Wednesday Night Links: The Sequel
* Repeating myself from Twitter: you should know how great the Benedict Cumberbatch/Martin Freeman Sherlock series from the BBC is. How we spent our evening. Great fun.
* The situation at Fukushima continues to worsen: now they’re dropping water from helicopters. The news just gets bleaker and bleaker by the day.
* Understatement of the day: Japan crisis revives global nuclear debate.
* Chris Newfield recaps the UC Regents Committee on Finance.
* Michigan Governor’s Anti-Union Power Grab Is Unconstitutional
* Attempts to recall Democratic legislators in Wisconsin aren’t coming together. I’m sure the Koch brothers will make it happen, but I’m glad it won’t be easy for them.

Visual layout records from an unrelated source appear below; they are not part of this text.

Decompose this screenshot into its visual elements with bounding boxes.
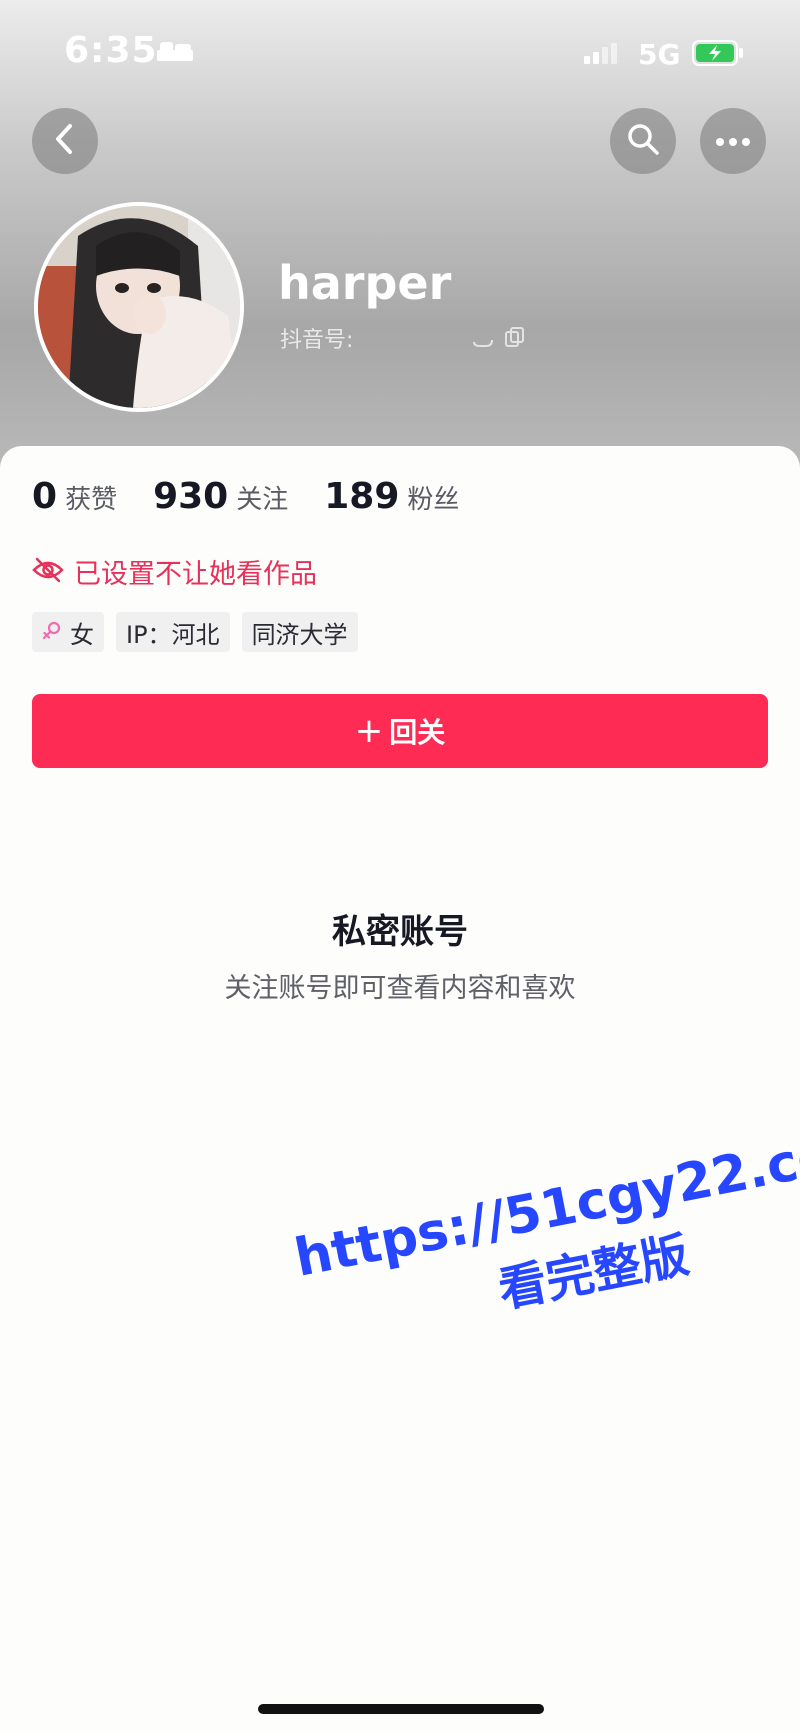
more-button[interactable] [700, 108, 766, 174]
eye-off-icon [32, 557, 64, 587]
tag-gender-label: 女 [70, 620, 94, 649]
stat-likes[interactable]: 0 获赞 [32, 476, 117, 517]
privacy-note-text: 已设置不让她看作品 [74, 559, 317, 590]
douyin-id-label: 抖音号: [280, 328, 354, 353]
more-dots-icon [715, 132, 751, 151]
chevron-left-icon [52, 122, 78, 160]
tag-ip: IP：河北 [116, 612, 230, 652]
tag-gender: 女 [32, 612, 104, 652]
profile-stats: 0 获赞 930 关注 189 粉丝 [32, 476, 495, 526]
battery-charging-icon [692, 40, 744, 70]
privacy-note[interactable]: 已设置不让她看作品 [32, 552, 317, 591]
copy-id-icon[interactable] [470, 326, 530, 354]
follow-back-button[interactable]: + 回关 [32, 694, 768, 768]
private-account-subtitle: 关注账号即可查看内容和喜欢 [224, 973, 576, 1004]
follow-back-label: 回关 [389, 716, 446, 749]
back-button[interactable] [32, 108, 98, 174]
signal-icon [582, 42, 622, 70]
female-icon [42, 618, 62, 646]
stat-following-value: 930 [153, 476, 229, 517]
stat-following-label: 关注 [236, 485, 289, 515]
stat-followers[interactable]: 189 粉丝 [324, 476, 459, 517]
search-button[interactable] [610, 108, 676, 174]
search-icon [626, 122, 660, 160]
private-account-title: 私密账号 [332, 912, 468, 952]
home-indicator[interactable] [258, 1704, 544, 1714]
avatar[interactable] [34, 202, 244, 412]
plus-icon: + [354, 711, 384, 751]
stat-followers-value: 189 [324, 476, 400, 517]
tag-school[interactable]: 同济大学 [241, 612, 358, 652]
status-time: 6:35 [64, 30, 158, 71]
stat-likes-label: 获赞 [65, 485, 118, 515]
sleep-focus-icon [156, 40, 194, 68]
profile-tags: 女 IP：河北 同济大学 [32, 612, 370, 652]
stat-following[interactable]: 930 关注 [153, 476, 288, 517]
avatar-photo [38, 206, 240, 408]
stat-followers-label: 粉丝 [407, 485, 460, 515]
username: harper [278, 256, 452, 310]
stat-likes-value: 0 [32, 476, 58, 517]
network-type: 5G [638, 38, 681, 71]
status-bar: 6:35 5G [0, 0, 800, 110]
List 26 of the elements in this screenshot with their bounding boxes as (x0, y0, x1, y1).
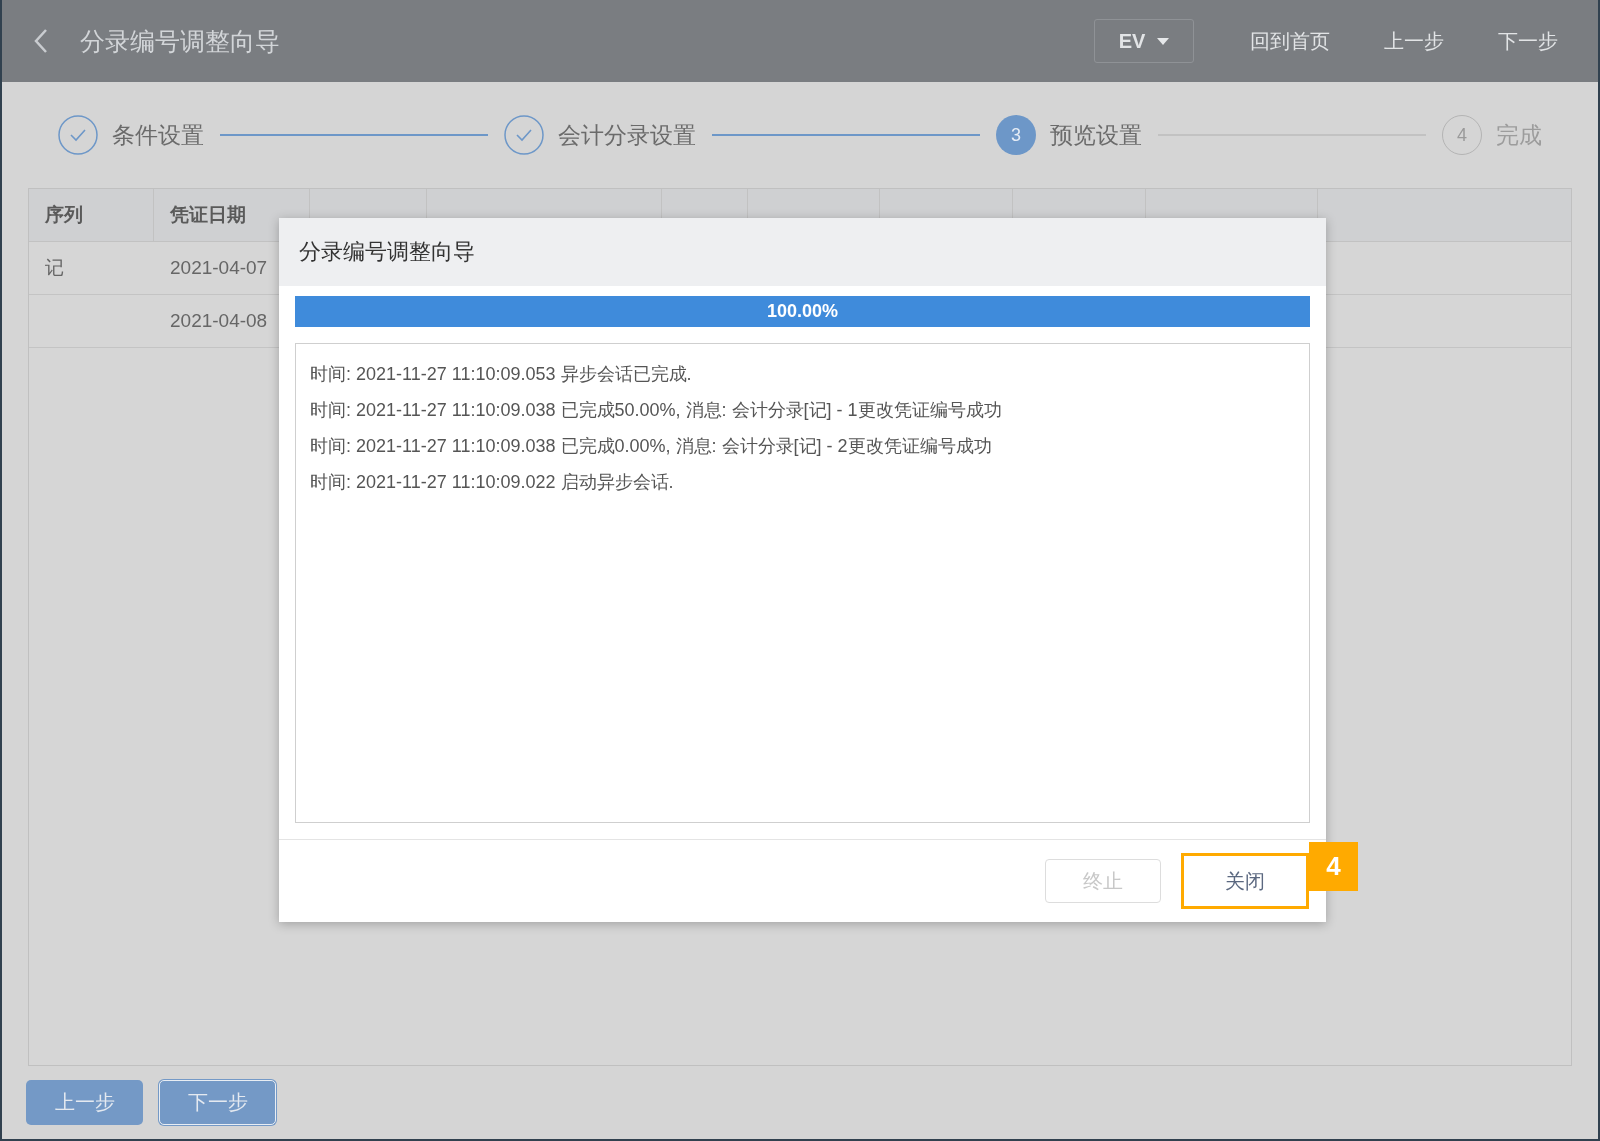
progress-label: 100.00% (766, 301, 839, 322)
caret-icon (1157, 37, 1170, 45)
step-button[interactable]: 上一步 (26, 1080, 143, 1125)
header-link[interactable]: 下一步 (1482, 27, 1574, 55)
column-header: 凭证日期 (170, 203, 246, 227)
table-cell: 2021-04-07 (170, 257, 268, 279)
callout-badge: 4 (1309, 842, 1358, 891)
version-dropdown[interactable]: EV (1094, 19, 1194, 63)
log-line: 时间: 2021-11-27 11:10:09.053 异步会话已完成. (310, 363, 693, 386)
step-label: 条件设置 (112, 120, 204, 150)
header-link[interactable]: 回到首页 (1234, 27, 1346, 55)
step-button[interactable]: 下一步 (159, 1080, 276, 1125)
back-icon[interactable] (34, 28, 48, 54)
table-cell: 2021-04-08 (170, 310, 268, 332)
log-line: 时间: 2021-11-27 11:10:09.038 已完成0.00%, 消息: 会计分录[记] - 2更改凭证编号成功 (310, 435, 993, 458)
dialog-title: 分录编号调整向导 (299, 238, 475, 266)
log-line: 时间: 2021-11-27 11:10:09.038 已完成50.00%, 消息: 会计分录[记] - 1更改凭证编号成功 (310, 399, 1003, 422)
step-label: 完成 (1496, 120, 1542, 150)
step-label: 预览设置 (1050, 120, 1142, 150)
step-number: 3 (996, 115, 1036, 155)
header-link[interactable]: 上一步 (1368, 27, 1460, 55)
window-title: 分录编号调整向导 (80, 25, 280, 57)
table-cell-text: 记 (45, 256, 64, 280)
log-line: 时间: 2021-11-27 11:10:09.022 启动异步会话. (310, 471, 675, 494)
step-label: 会计分录设置 (558, 120, 696, 150)
column-header: 序列 (45, 203, 83, 227)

* Wanna Cut Wasteful Spending? Let’s Start with Abstinence-Only Education.
* And once you become willing to take on the philosophical baggage of a multifoliate universe (and aren’t bothered by your countless identical twins), some of the deepest and most vexing problems about physics become easy to understand. All those nonsensical-seeming quantum-mechanical laws—that a particle can be in two places at once, that two objects can have a spooky connection that appears to transcend the laws governing space and time—instantly become explicable the moment you view our universe as one among many. And from Greene’s point of view, the 10⁵⁰⁰ different cosmoses described by string theory have ceased to be an unwanted artifact of the theory’s equations, instead becoming a factual description of universes that actually exist. Each of these universes is a bubble cosmos with its own cosmological constants, and as he says, “with some 10⁵⁰⁰ possibilities awaiting exploration, the consensus is that our universe has a home somewhere in the landscape.” Which is to say, string theory can no longer be accused of describing a landscape of fictional universes; our universe is just one in a collection of cosmoses as real as our own, even if we’re unable to see them. Charles Seife at Bookforum on Brian Greene’s multiversism. Via (where else?) 3 Quarks Daily.
* And MetaFilter remembers creepy moments from ’80s sitcoms.
Holmes v. Moriarty
Holmes v. Moriarty in “While You Sleep, I Destroy Your World.” Also via TV Tropes. If anything “half my afternoon” was an understatement.